April 25, 2013

Kibitzing

We’ve all experienced going to the movies and being disturbed by people who are carrying on a conversation at various times during the movie. The culprits are either oblivious, or just don’t care that they are disturbing others. Glaring and shushing them is seldom very effective…especially if they are adults. Much to my chagrin the same thing happens in church. Fellowship and visiting continues even though announcements have begun, pew partners engage in conversations while congregational singing is going on, and my personal grievance is with people kibitzing during communion. All of the elements for the communion time – the song selection, prepared meditation, prayer, serving the emblems - are designed to focus the worshipper’s attention on the Lord. Because of the insensitivity of some, moments of meditation and reflection are often shattered and stolen from worshippers. I think Paul’s instructions to the early church concerning talking in tongues and orderly worship could be applicable to us today. “If anyone speaks in a tongue, two—or at the most three—should speak, one at a time, and someone must interpret.
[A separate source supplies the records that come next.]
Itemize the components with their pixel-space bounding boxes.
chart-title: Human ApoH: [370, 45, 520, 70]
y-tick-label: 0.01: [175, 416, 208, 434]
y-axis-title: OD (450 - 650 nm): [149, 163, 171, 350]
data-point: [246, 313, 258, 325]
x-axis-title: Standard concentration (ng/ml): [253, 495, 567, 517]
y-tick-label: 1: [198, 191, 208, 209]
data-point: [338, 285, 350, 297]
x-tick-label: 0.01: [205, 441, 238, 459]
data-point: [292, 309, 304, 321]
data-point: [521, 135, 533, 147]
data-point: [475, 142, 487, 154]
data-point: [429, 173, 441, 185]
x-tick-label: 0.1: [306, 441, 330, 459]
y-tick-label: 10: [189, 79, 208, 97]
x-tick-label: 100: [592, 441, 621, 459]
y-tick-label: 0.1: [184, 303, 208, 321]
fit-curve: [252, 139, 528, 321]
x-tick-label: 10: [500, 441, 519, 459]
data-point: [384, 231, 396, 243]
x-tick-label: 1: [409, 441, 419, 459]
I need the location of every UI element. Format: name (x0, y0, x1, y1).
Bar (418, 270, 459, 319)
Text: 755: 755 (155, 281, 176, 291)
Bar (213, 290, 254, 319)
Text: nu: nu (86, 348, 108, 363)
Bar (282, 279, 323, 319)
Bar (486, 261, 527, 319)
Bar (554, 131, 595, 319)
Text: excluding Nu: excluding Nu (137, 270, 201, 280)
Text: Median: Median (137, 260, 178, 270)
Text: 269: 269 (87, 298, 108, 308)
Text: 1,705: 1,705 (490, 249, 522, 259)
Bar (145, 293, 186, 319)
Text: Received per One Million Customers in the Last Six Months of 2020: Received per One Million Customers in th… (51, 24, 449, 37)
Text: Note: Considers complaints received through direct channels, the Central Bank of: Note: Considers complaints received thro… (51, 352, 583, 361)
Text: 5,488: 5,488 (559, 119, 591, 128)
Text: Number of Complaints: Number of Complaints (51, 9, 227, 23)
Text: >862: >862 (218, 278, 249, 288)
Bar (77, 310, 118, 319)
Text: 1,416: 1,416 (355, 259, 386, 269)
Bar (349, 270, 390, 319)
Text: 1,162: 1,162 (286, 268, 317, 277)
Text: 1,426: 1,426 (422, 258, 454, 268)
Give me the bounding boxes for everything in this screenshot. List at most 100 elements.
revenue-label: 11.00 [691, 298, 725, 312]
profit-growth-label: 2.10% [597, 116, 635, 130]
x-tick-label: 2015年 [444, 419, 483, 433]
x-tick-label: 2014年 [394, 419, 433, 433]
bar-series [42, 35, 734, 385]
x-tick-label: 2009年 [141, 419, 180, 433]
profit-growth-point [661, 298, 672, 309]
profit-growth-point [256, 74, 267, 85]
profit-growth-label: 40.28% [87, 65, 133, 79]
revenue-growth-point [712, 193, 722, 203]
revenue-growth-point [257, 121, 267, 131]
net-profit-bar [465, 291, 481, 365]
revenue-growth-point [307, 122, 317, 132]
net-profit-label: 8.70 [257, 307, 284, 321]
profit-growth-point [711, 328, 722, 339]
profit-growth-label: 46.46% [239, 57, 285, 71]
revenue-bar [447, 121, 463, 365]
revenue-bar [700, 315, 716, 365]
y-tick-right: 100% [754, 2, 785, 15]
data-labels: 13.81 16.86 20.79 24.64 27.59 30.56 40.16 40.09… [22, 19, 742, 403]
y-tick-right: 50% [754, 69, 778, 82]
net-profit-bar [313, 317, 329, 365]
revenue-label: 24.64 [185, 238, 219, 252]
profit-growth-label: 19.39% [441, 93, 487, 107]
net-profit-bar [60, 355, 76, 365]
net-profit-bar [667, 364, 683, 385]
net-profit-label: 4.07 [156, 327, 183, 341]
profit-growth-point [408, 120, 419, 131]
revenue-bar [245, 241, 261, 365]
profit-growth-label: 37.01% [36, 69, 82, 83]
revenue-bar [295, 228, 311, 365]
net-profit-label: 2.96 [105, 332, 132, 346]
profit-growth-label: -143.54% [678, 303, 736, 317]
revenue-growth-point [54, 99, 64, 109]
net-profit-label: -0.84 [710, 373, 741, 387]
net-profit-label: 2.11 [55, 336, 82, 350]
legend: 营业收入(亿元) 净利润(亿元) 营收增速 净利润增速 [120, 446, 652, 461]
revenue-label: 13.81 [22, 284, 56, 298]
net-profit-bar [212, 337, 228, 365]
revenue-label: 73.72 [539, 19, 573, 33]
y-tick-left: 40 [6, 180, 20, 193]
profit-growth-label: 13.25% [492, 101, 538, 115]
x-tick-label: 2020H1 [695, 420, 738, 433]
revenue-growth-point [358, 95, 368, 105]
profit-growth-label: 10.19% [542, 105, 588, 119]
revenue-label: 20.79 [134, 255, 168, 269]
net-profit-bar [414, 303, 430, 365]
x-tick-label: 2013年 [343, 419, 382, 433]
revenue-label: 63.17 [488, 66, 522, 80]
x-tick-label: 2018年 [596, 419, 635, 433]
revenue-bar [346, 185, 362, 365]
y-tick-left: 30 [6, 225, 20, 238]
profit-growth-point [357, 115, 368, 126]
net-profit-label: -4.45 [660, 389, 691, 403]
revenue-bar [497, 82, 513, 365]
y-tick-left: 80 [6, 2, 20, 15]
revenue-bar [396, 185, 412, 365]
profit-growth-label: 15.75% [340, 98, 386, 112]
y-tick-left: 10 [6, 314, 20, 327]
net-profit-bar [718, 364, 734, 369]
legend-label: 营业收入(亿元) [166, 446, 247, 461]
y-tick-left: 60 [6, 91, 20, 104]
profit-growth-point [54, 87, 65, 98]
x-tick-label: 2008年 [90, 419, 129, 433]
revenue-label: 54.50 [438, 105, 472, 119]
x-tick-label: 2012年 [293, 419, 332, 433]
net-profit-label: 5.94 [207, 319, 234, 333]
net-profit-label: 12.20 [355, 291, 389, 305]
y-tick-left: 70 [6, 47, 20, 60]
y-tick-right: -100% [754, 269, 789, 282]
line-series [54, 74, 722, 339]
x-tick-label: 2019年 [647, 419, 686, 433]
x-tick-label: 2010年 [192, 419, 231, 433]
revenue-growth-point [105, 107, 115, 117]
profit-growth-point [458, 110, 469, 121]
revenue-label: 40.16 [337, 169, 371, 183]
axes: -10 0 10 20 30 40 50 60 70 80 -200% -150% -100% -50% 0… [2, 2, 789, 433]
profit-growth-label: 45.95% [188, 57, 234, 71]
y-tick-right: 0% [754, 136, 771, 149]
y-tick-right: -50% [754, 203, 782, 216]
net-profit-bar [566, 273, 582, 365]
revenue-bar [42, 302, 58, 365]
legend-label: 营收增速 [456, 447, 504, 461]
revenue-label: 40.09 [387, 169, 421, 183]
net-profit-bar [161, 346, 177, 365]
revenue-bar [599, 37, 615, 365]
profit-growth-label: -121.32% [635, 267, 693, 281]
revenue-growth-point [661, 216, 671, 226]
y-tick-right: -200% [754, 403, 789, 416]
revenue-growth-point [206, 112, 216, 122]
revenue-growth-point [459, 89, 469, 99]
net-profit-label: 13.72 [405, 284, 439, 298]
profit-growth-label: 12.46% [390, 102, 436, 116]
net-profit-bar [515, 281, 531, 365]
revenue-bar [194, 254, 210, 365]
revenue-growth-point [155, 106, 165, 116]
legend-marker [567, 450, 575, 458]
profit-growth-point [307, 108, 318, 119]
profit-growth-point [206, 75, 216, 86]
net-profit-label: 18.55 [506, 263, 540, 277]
If there is no interpreter, the speaker should keep quiet in the church and speak to himself and God.” (1 Cor 14:27-28 NIV)

1 comment:

Steve Corey said...

Gail;

-----In my youth I decided to laugh at this world as soon as I was finished crying about it. So far, I’ve gotten a chance to chuckle a few times. Its failures to serve everyone what they would like are due both to man’s incompetence as well as the shear complexity of any given situation. Pull a chair into an empty, windowless room; close the door; turn out the lights, and sit. Simple situation? Of course not. The situation includes one of the most complex elements of this physical universe - a human. Try to stop its mind or squelch its emotions. Like the gentle breeze tweaks your hairs and licks your cheeks while spring water trickles into your hands and flows unstoppably through your fingers to go on to wherever it goes, your emotions will circulate within you and your thoughts will drip, drip, drip in succession, finding whatever within you to make of the darkness. They might add the warmth of sunlight pressing upon your face and arms, right on down to where the dripping water wets your wrists. Or the chill of an overcast sky. Or whatever else. The complexity in the room cometh from you.
-----When I was four years old I lived nearly a quarter-mile from the railroad south bounding to Ridgway. In the dark of the night, in the still of everyone’s slumber, that distance was not too far to silence the footsteps of the battalion marching down those tracks to seize me! I listened carefully in anxiety, not quite fear, to the endless pounding of the boots against rail ties and the graveled, packed dirt between. Quiet! Quiet! Listen! Listen, can I really hear each boot pound the ground as that marched footfall crunched more than it crisply popped? And the next? Hear the next? Yes! Yes! I can! There are so many! They keep marching, marching, marching. But never arrive. Why?
-----It is interesting that a little boy’s mind would serve up “why” to be his thoughts’ caboose disappearing into the veil of sleep rustled by a dissipating slipstream of gently swirling and slightly anxious little eddies. It is interesting that it took this little boy several years to answer “why” and realize it was just the pound of pulsing blood heard by an ear pressed to a pillow which dropped the battalion’s marching steps onto his mind, stride by stride.
-----Then what of those pesky, croaking-frog secretion noises which rise up from the tummy of any poor soul trying to maintain ultimate silence? The hiccup, too, the cough, the sneeze, the boot heel knock upon the hardwood floor, the sniffle, and the throat cleared at the soft bustle of a room filled with complexities trying to achieve complete blackout and radio-silence unto the moment of Holy contemplation? Stretch the tolerance for such minor disturbances just a smidgeon, and it will cover also the hushed whispers of thoughts emerging wrapped in their own slipstreams of emotional import for delivery to the complexity seated in the next chair.
-----We are none Holy enough to maintain ultimate blackout. We are all complex enough to effervesce thought and feeling in continuous wispy breezes and inner springs, leaking expressions into the world around us. A spray here, a spout there, a squirt yonder emit from the pressures of pent up expressions escaping through pinholes of lost concentration. If for them a loving chuckle of forbearance darts through one’s own meditative communion images, then that complexity has come to experience and express what all meditation must ultimately seek.